Garth Tander credits Supercars career to late Garry Rogers
Rogers will be farewelled at a Thursday funeral service today
Supercars Hall of Famer passed away last month, aged 80
Garth Tander has credited his career and successes to the late Garry Rogers, who will be farewelled in Melbourne today.
The Supercars Hall of Famer’s life will be celebrated at a Thursday funeral service following his death late last month, aged 80. Tander led the tributes to Rogers, who was also celebrated at the Gold Coast in the days after his passing.
Rogers championed youth, handing several future stars a crack in Supercars. Notably, he gave Tander a crack, and he duly won the 2000 Bathurst 1000 with Jason Bargwanna.
After being on the sidelines after winning the 1997 Formula Ford title, Tander was called up to Garry Rogers Motorsport midway through the 1998 season, replacing UK-bound Steven Richards.
Tander delivered for Rogers, winning the Great Race and finishing championship runner-up in 2000. He remained with the team until 2004, before moving to the Walkinshaw fold. Between 2005 and 2016, Tander won the 2007 championship and added two Bathurst wins in 2009 and 2011, before returning to GRM in 2017.

“If it wasn’t for Garry Rogers, I wouldn’t be a Supercar driver at all, let alone having any sort of success,” Tander said on the Rusty’s Garage podcast.

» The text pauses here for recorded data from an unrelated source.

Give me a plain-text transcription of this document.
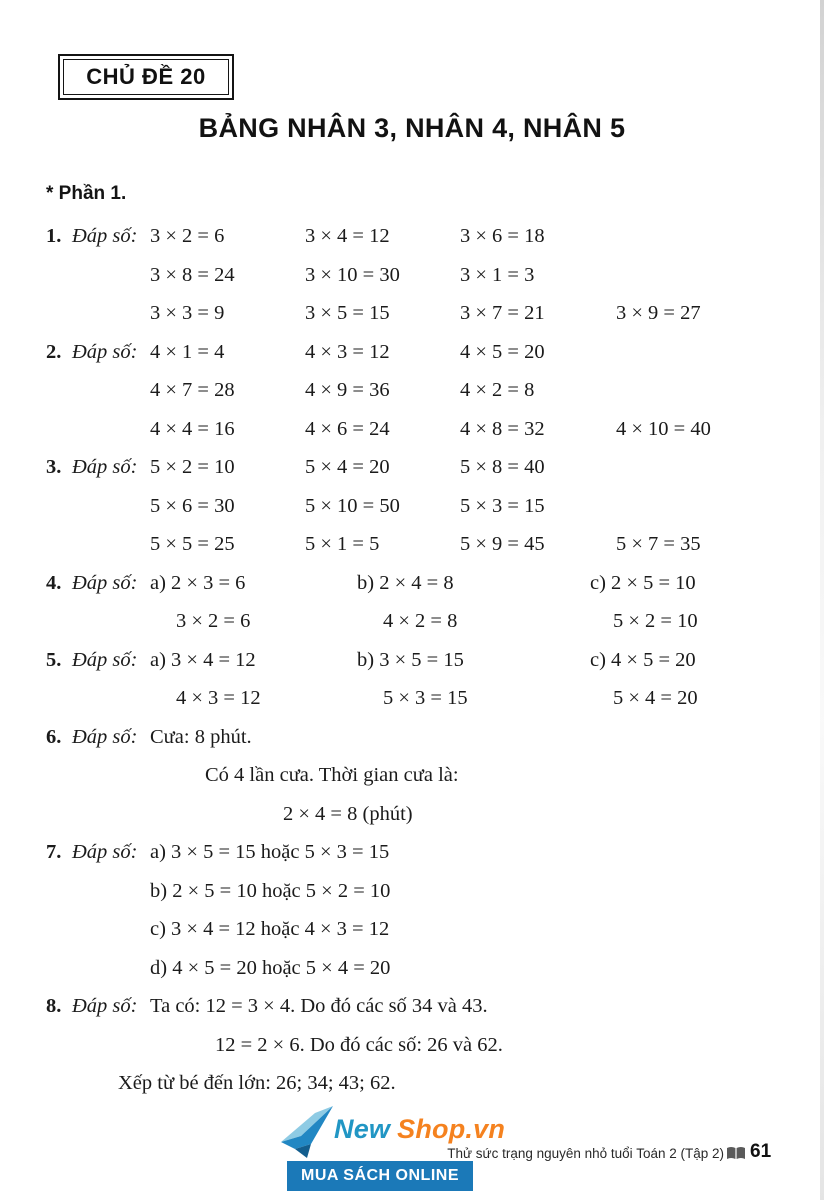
CHỦ ĐỀ 20
BẢNG NHÂN 3, NHÂN 4, NHÂN 5
* Phần 1.
1. Đáp số: 3 × 2 = 6	3 × 4 = 12	3 × 6 = 18
3 × 8 = 24	3 × 10 = 30	3 × 1 = 3
3 × 3 = 9	3 × 5 = 15	3 × 7 = 21	3 × 9 = 27
2. Đáp số: 4 × 1 = 4	4 × 3 = 12	4 × 5 = 20
4 × 7 = 28	4 × 9 = 36	4 × 2 = 8
4 × 4 = 16	4 × 6 = 24	4 × 8 = 32	4 × 10 = 40
3. Đáp số: 5 × 2 = 10	5 × 4 = 20	5 × 8 = 40
5 × 6 = 30	5 × 10 = 50	5 × 3 = 15
5 × 5 = 25	5 × 1 = 5	5 × 9 = 45	5 × 7 = 35
4. Đáp số: a) 2 × 3 = 6	b) 2 × 4 = 8	c) 2 × 5 = 10
3 × 2 = 6	4 × 2 = 8	5 × 2 = 10
5. Đáp số: a) 3 × 4 = 12	b) 3 × 5 = 15	c) 4 × 5 = 20
4 × 3 = 12	5 × 3 = 15	5 × 4 = 20
6. Đáp số: Cưa: 8 phút.
Có 4 lần cưa. Thời gian cưa là:
2 × 4 = 8 (phút)
7. Đáp số: a) 3 × 5 = 15 hoặc 5 × 3 = 15
b) 2 × 5 = 10 hoặc 5 × 2 = 10
c) 3 × 4 = 12 hoặc 4 × 3 = 12
d) 4 × 5 = 20 hoặc 5 × 4 = 20
8. Đáp số: Ta có: 12 = 3 × 4. Do đó các số 34 và 43.
12 = 2 × 6. Do đó các số: 26 và 62.
Xếp từ bé đến lớn: 26; 34; 43; 62.
New Shop.vn
Thử sức trạng nguyên nhỏ tuổi Toán 2 (Tập 2) 61
MUA SÁCH ONLINE
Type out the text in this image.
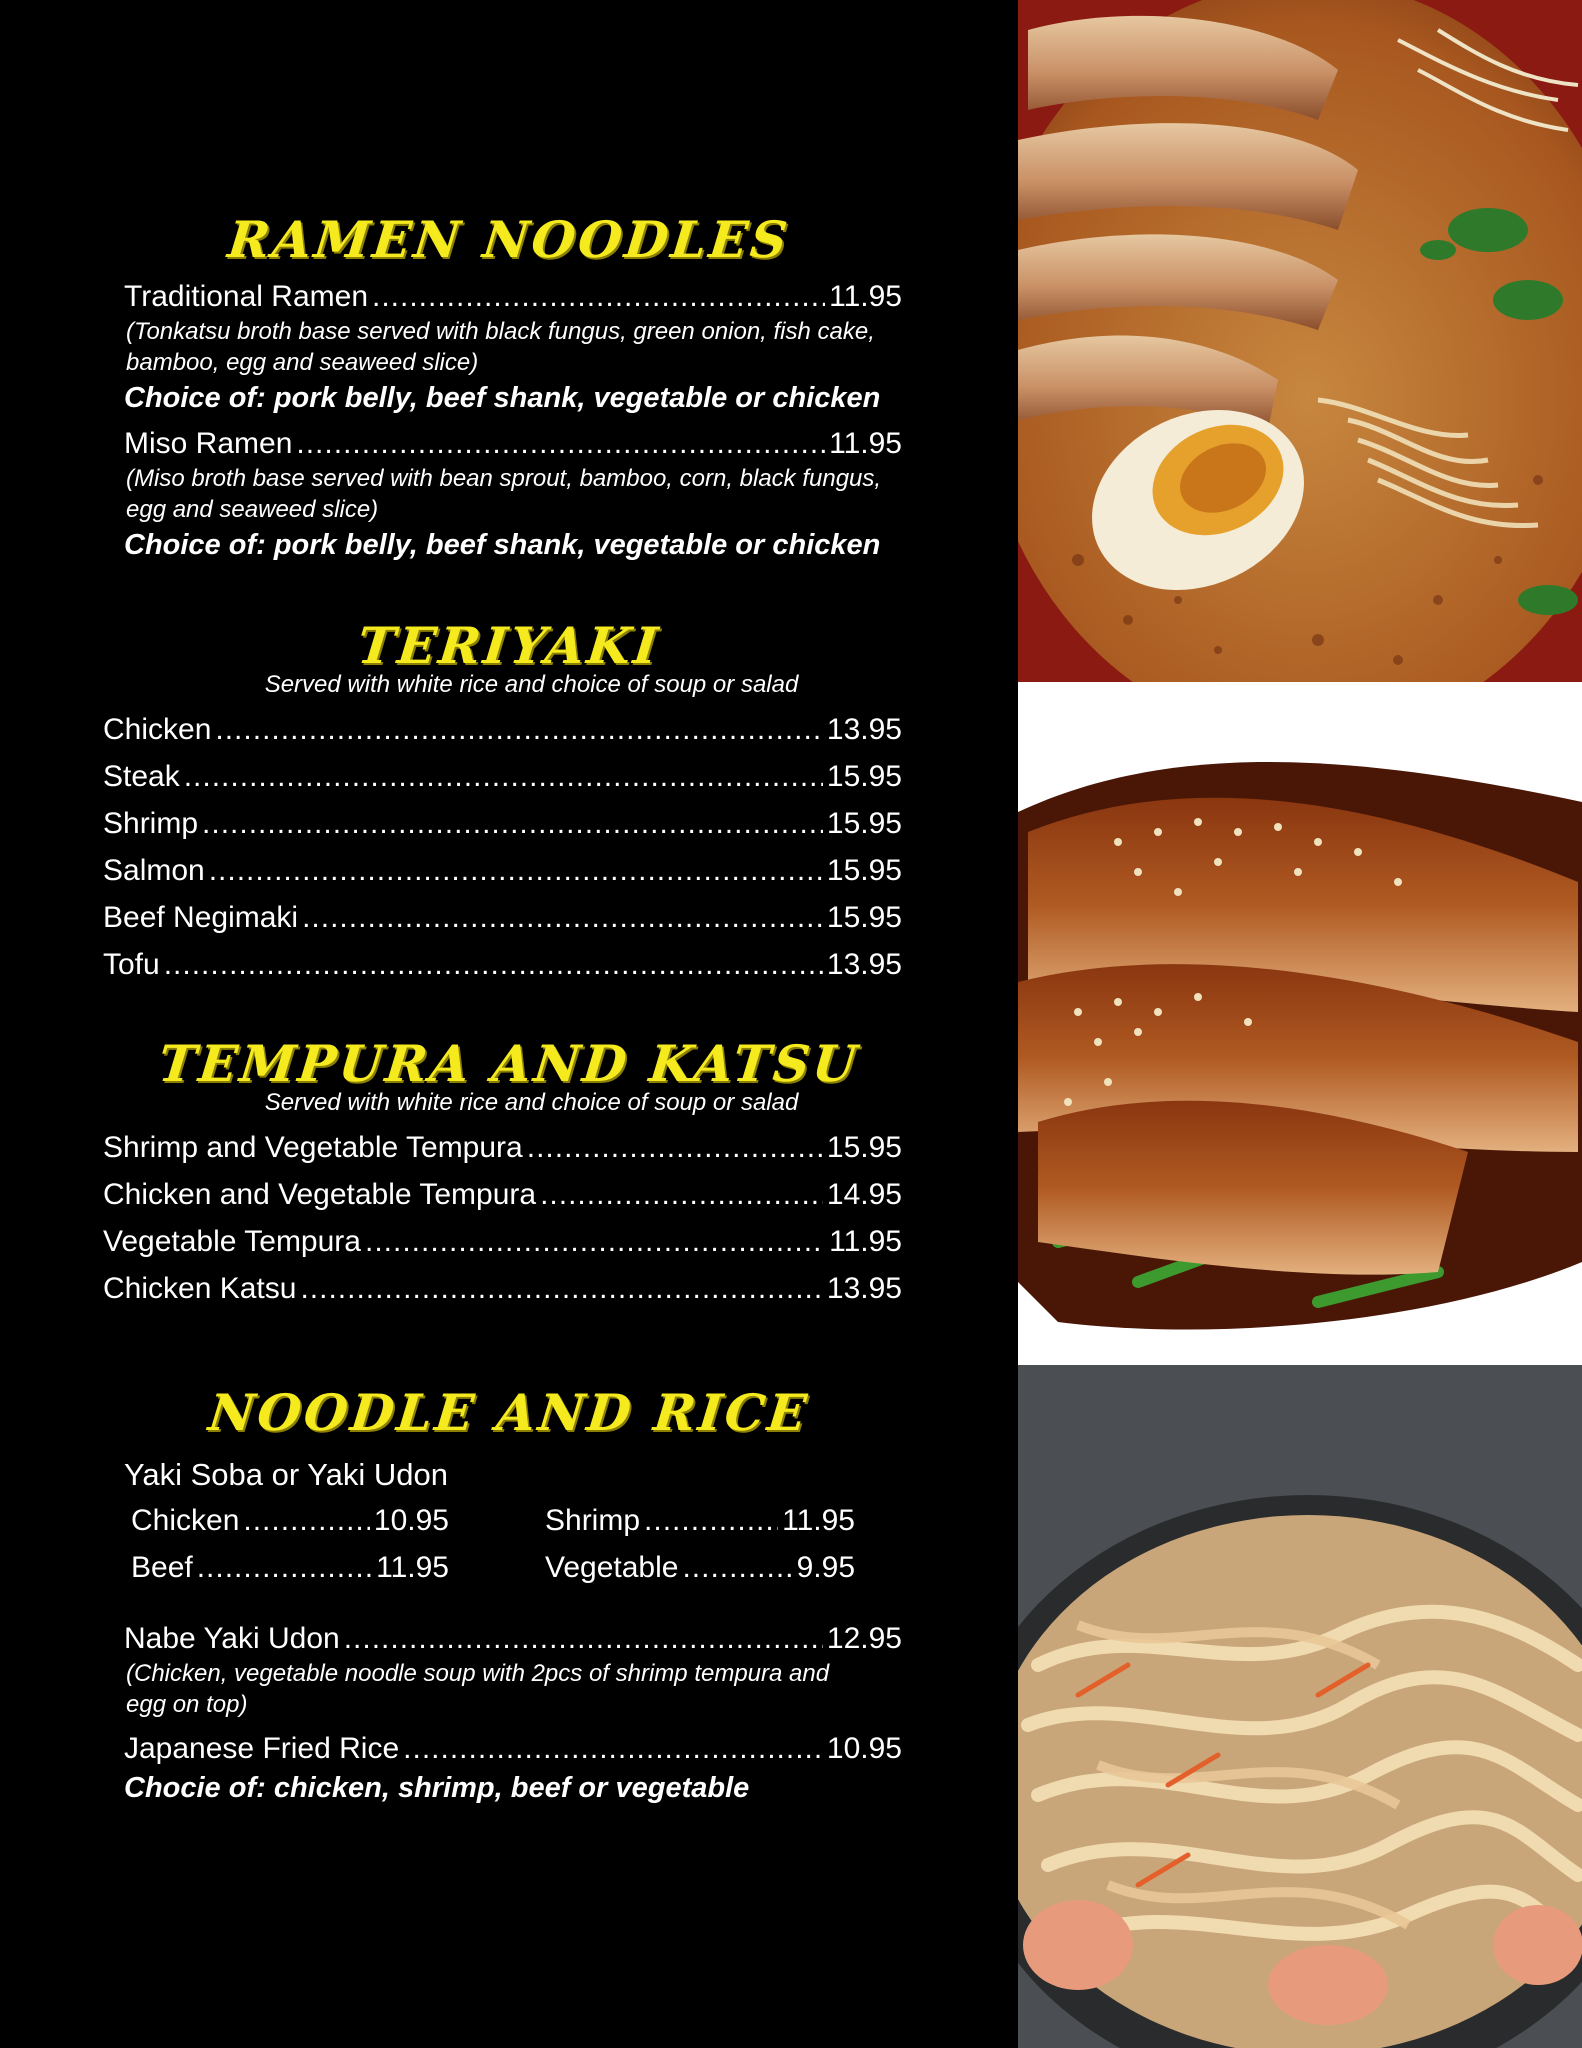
RAMEN NOODLES
Traditional Ramen .....	11.95
(Tonkatsu broth base served with black fungus, green onion, fish cake, bamboo, egg and seaweed slice)
Choice of: pork belly, beef shank, vegetable or chicken
Miso Ramen .....	11.95
(Miso broth base served with bean sprout, bamboo, corn, black fungus, egg and seaweed slice)
Choice of: pork belly, beef shank, vegetable or chicken
TERIYAKI
Served with white rice and choice of soup or salad
Chicken .....	13.95
Steak .....	15.95
Shrimp .....	15.95
Salmon .....	15.95
Beef Negimaki .....	15.95
Tofu .....	13.95
TEMPURA AND KATSU
Served with white rice and choice of soup or salad
Shrimp and Vegetable Tempura .....	15.95
Chicken and Vegetable Tempura .....	14.95
Vegetable Tempura .....	11.95
Chicken Katsu .....	13.95
NOODLE AND RICE
Yaki Soba or Yaki Udon
Chicken .....	10.95	Shrimp .....	11.95
Beef .....	11.95	Vegetable .....	9.95
Nabe Yaki Udon .....	12.95
(Chicken, vegetable noodle soup with 2pcs of shrimp tempura and egg on top)
Japanese Fried Rice .....	10.95
Chocie of: chicken, shrimp, beef or vegetable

“Literally, I had no options as a kid that just won the Formula Ford Championship, spent all the money that Mum and Dad had, exhausted all the sponsorship that we could gather.
“That was it. I was done. So, if it wasn’t for Garry, then this phase of my life, that direction in my life would not have happened.”
Tander contested two more seasons with GRM before he was replaced by Richie Stanaway in 2019 amid a sponsorship shortfall. He quickly scored a plum Triple Eight co-drive, and added two more Bathurst wins in 2020 and 2022.
He then shifted to Grove Racing, where he has applied Rogers’s learning to the now championship-contending Ford team. In a full circle moment, Tander won the Bathurst 1000 last month with Matt Payne. As fate would have it, Tander was joined on the podium with two former GRM racers in Lee Holdsworth and James Golding.
“In my role at Grove Racing, where I help with the direction of the race team with Stephen Grove and Brenton Grove, we were looking at driver options for this year,” Tander said.
“When Kai Allen became an option, I was like, ‘wow, we’re going to have two kids. We’re going to have Matt Payne, who was 22 at the time, and we’re going to have a 19-year-old’.
“I said to Stephen and Brenton, I remember way back when I started at GRM, we had Jason Bargwanna and myself.
“No one believed in youth at that stage, and we built something pretty cool. That was way back in the early 2000s, and I think we can do the same today.
“I was inspired from what Garry did with us way back then. That gave me the confidence that we could do what we needed to do with two young drivers today, and it seems to be working out okay.
“I never got the opportunity to tell Garry that, but that’s something that sticks with me today, the opportunity for young drivers. He proved that all the way through the lifetime of GRM.”